CNX v CNY 2022 SGHC 53 - 14 March 2022
Country
Year
2022
Summary
[Arbitration - Enforcement - Foreign award - Order granting leave to enforce foreign award]
[Civil Procedure - Service - Service of leave order on foreign State - Time for foreign State to apply to set aside leave order - Section 14(2) State Immunity Act]
Introduction
1 Where an award creditor is granted leave under s 29 of the International Arbitration Act (Cap 143A, 2002 Rev Ed) ("IAA") to enforce an arbitral award in Singapore against a foreign State, how much time does the foreign State have, following service of the leave order on it, to take the steps necessary to challenge the order?
2 Specifically, s 14(2) of the State Immunity Act (Cap 313, 2014 Rev Ed) ("SIA") provides that any "time for entering an appearance (whether prescribed by Rules of Court or otherwise) shall begin to run 2 months after the date on which the writ or document is so received". Does s 14(2) of the SIA apply to a leave order granted under s 29 of the IAA which is served on a foreign State, and if it does apply, how much time does the foreign State have? These were some of the interesting issues that I had to consider in HC/SUM 5125/2021 ("SUM 5125"). SUM 5125 was an application by the defendant State, for, inter alia, a declaration that it had an additional two months to apply to set aside an ex parte order granting the plaintiff leave to enforce a foreign arbitral award against the defendant; alternatively, it sought a corresponding extension of time to do so.
3 HC/SUM 5275/2021 ("SUM 5275") was a cross-application by the plaintiff for security to be furnished by the defendant State as a condition for granting any extension of time.
4 Based on counsel's research and submissions, it appears that this is the first time our courts have been squarely confronted with the issues I highlighted at [1]-[2] above.

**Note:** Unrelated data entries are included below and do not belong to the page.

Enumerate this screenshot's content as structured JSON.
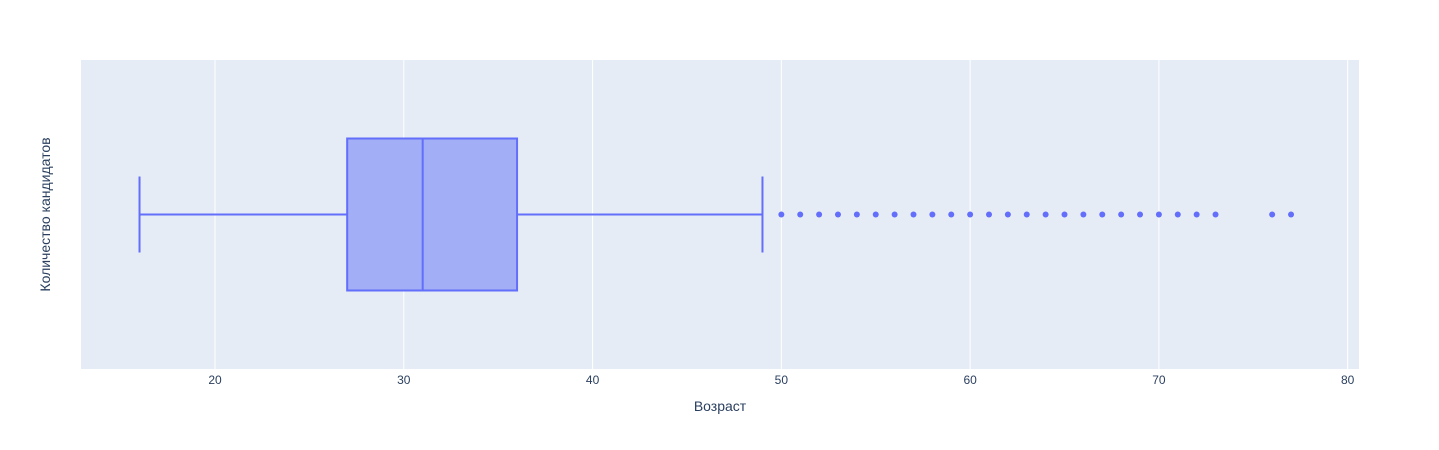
{
  "colors": {
    "plot_bg": "#E5ECF6",
    "grid": "#ffffff",
    "box_fill": "#A2AEF5",
    "box_line": "#636EFA",
    "text": "#2a3f5f"
  },
  "chart_data": {
    "type": "box",
    "orientation": "horizontal",
    "xlabel": "Возраст",
    "ylabel": "Количество кандидатов",
    "xlim": [
      12.9,
      80.6
    ],
    "xticks": [
      20,
      30,
      40,
      50,
      60,
      70,
      80
    ],
    "xtick_labels": [
      "20",
      "30",
      "40",
      "50",
      "60",
      "70",
      "80"
    ],
    "grid": true,
    "box": {
      "lower_fence": 16,
      "q1": 27,
      "median": 31,
      "q3": 36,
      "upper_fence": 49
    },
    "outliers": [
      50,
      51,
      52,
      53,
      54,
      55,
      56,
      57,
      58,
      59,
      60,
      61,
      62,
      63,
      64,
      65,
      66,
      67,
      68,
      69,
      70,
      71,
      72,
      73,
      76,
      77
    ]
  }
}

The only other reported case in which s 14 of the SIA arose for consideration is the decision of Justice Kannan Ramesh in Josias Van Zyl and others v Kingdom of Lesotho [2017] 4 SLR 849 ("Josias Van Zyl"). However, as I will elaborate below, Ramesh J's comments on s 14(2) were obiter, as the ratio decidendi of Josias Van Zyl concerned s 14(1) of the SIA and the question of whether a leave order must be served in accordance with that provision. As such, and whilst there has been no appeal against my decision, given the dearth of direct local authority on the issues that arose before me, I consider it appropriate to provide my full grounds of decision.5 The plaintiff, CNX, is a company incorporated in Ruritania, while CNY, the defendant, is the sovereign state of Oceania. A dispute arose between the parties relating to the defendant’s alleged breaches of a bilateral investment treaty between Ruritania and Oceania (the “BIT”). In September 2013, the plaintiff commenced arbitration proceedings against the defendant (the “Arbitration”) pursuant to an arbitration clause in the BIT. The Arbitration was seated in Danubia. In May 2020, the arbitral tribunal issued its final award, ordering the defendant to pay to the plaintiff a sum in excess of US$90 million (exclusive of interest, costs and disbursements) (the “Final Award”). It is not disputed that the time for any challenge to the Final Award to be mounted in the seat court has expired and there are no proceedings instituted by the defendant or pending before the seat courts in Danubia seeking to challenge the Final Award.